Tim Lincecum’s career is far from over and has been memorable from the moment he was picked in the first round. But two Cy Young awards and two World Series rings aside, the one thing The Freak had never done, not at any point during his salad days, was throw a no-hitter. Until now, until Saturday night.
Diving into the lore and gore of no-hitters past and present, it’s fun to note that Lincecum whiffed 13 on the 13th. But how freaky is this: Doug Kern of ESPN Stats & Info was the first to note that this was the Giants’ first no-hitter since Matt Cain’s perfecto on June 13, 2012 against the hapless Houston Astros -- exactly 13 months ago. Since the Padres were added as an expansion team in 1969, Saturday's was also the 113th nine-inning no-hitter (individual or combined).
Freaky symmetry or random assemblage of factoids? Maybe one, maybe both. But if you’re a baseball fan, you know that numbers play a big part of how we talk about the game; math is one of the languages we use to describe who did what and how well. When you run into little coincidences like that, I’d suggest that’s just the way the game and a box score give us a bit of poetry, as well as prose.
But what’s more poetic is that Lincecum had to wait to enjoy achieving his first no-hitter until now, in what more than a few folks were already naming the nadir of his career. There have been calls from fans, statheads, analysts and shock jocks alike to move him to the bullpen to stay, all remembering Lincecum’s struggles last season as a starter, as well as his heroics last October as a postseason long reliever.
But recency aside, this is an argument that goes back to the dawn of Lincecum’s career -- when some scouts felt he could be the new Mike Marshall, a workhorse reliever capable of throwing 150-plus innings out of the pen -- and it’s an argument that reflects Lincecum’s unique talent. No one player has done as much to kill the “short righties can’t dominate as starters” label; no other player could.
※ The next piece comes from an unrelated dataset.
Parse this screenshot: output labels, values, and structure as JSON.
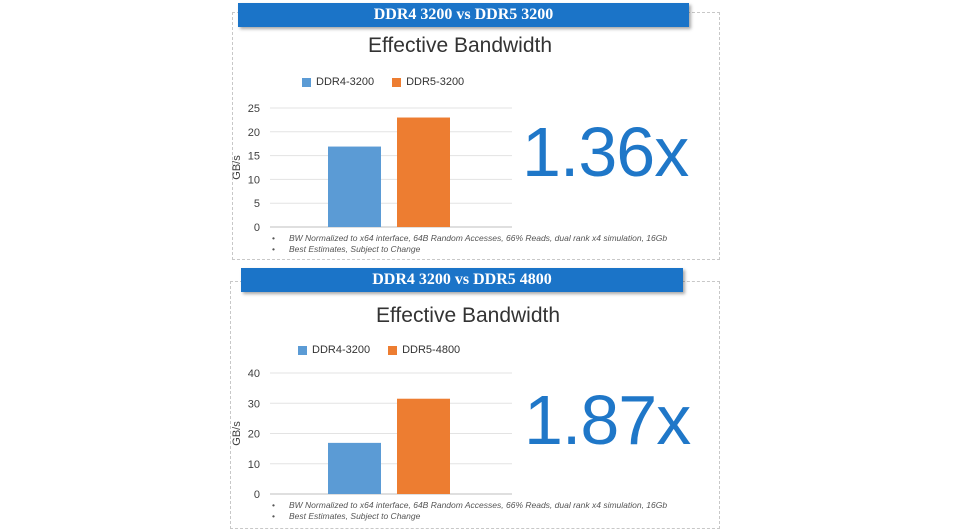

The marvel of Tim Lincecum’s gifts is that while he might be considered the physical opposite of lanky lefty Randy Johnson, much like the Big Unit he’s had to combat the exact opposite of expectations -- the unknown. Lincecum’s career was already unlike anything we’d ever seen before, so we don’t know what comes next, not really.
It took Lincecum 148 pitches to throw his no-hitter, which no doubt has a few pitch-count bean counters spazzing out. I’ll admit, it’s clearly suboptimal and something that ignores the sabermetric warning label “thou shalt not go beyond 120 pitches.” (Or 100; there’s a lot of disagreement about sabermetric canon.) But it’s also Lincecum, the guy who owns the arm that used to routinely throw more than 120 pitches in his starts in college -- and it didn’t fall off. What’s supposed to come next for a talent like that? We don’t know.
On this night, Lincecum reminded everyone that no former great should be considered done at 29, no matter how epic his past body of work already was and no matter how obvious the instance of last October’s relief work might be to inform analysis. The value of a top-shelf starting pitcher is considerably greater than a high-end reliever.
So, beyond crediting the man himself for his night of magic, credit the Giants for having the wisdom of taking the good with the bad, rather than freaking out about The Freak. If he fully figures out what to do with the gifts he still has, as well as those that have changed with age, the Giants’ investment of time will be repaid, even if they’ve had to pay with more than a few beatings in the meantime. Lincecum isn’t the first great pitcher to have a midcareer hiccup (I always think of Dave Stieb, but David Cone works, too); he won’t be the last. Not every struggling starter needs to be chucked into the bullpen.
And credit, as well, the Giants on the field, because a no-hitter always owes something to the defenders to make it happen. The most memorable play in the field was Hunter Pence’s tumbling two-out dive to grab a sinking flare off the bat of utility man Alexi Amarista, squelching Amarista’s bid to become the latest mystery man to take his team off the no-hitter hook.
So the deed is done. What does come next for Tim Lincecum? I don’t know, but whatever Tim Lincecum does, it will be worth watching. Just don’t freak out about it.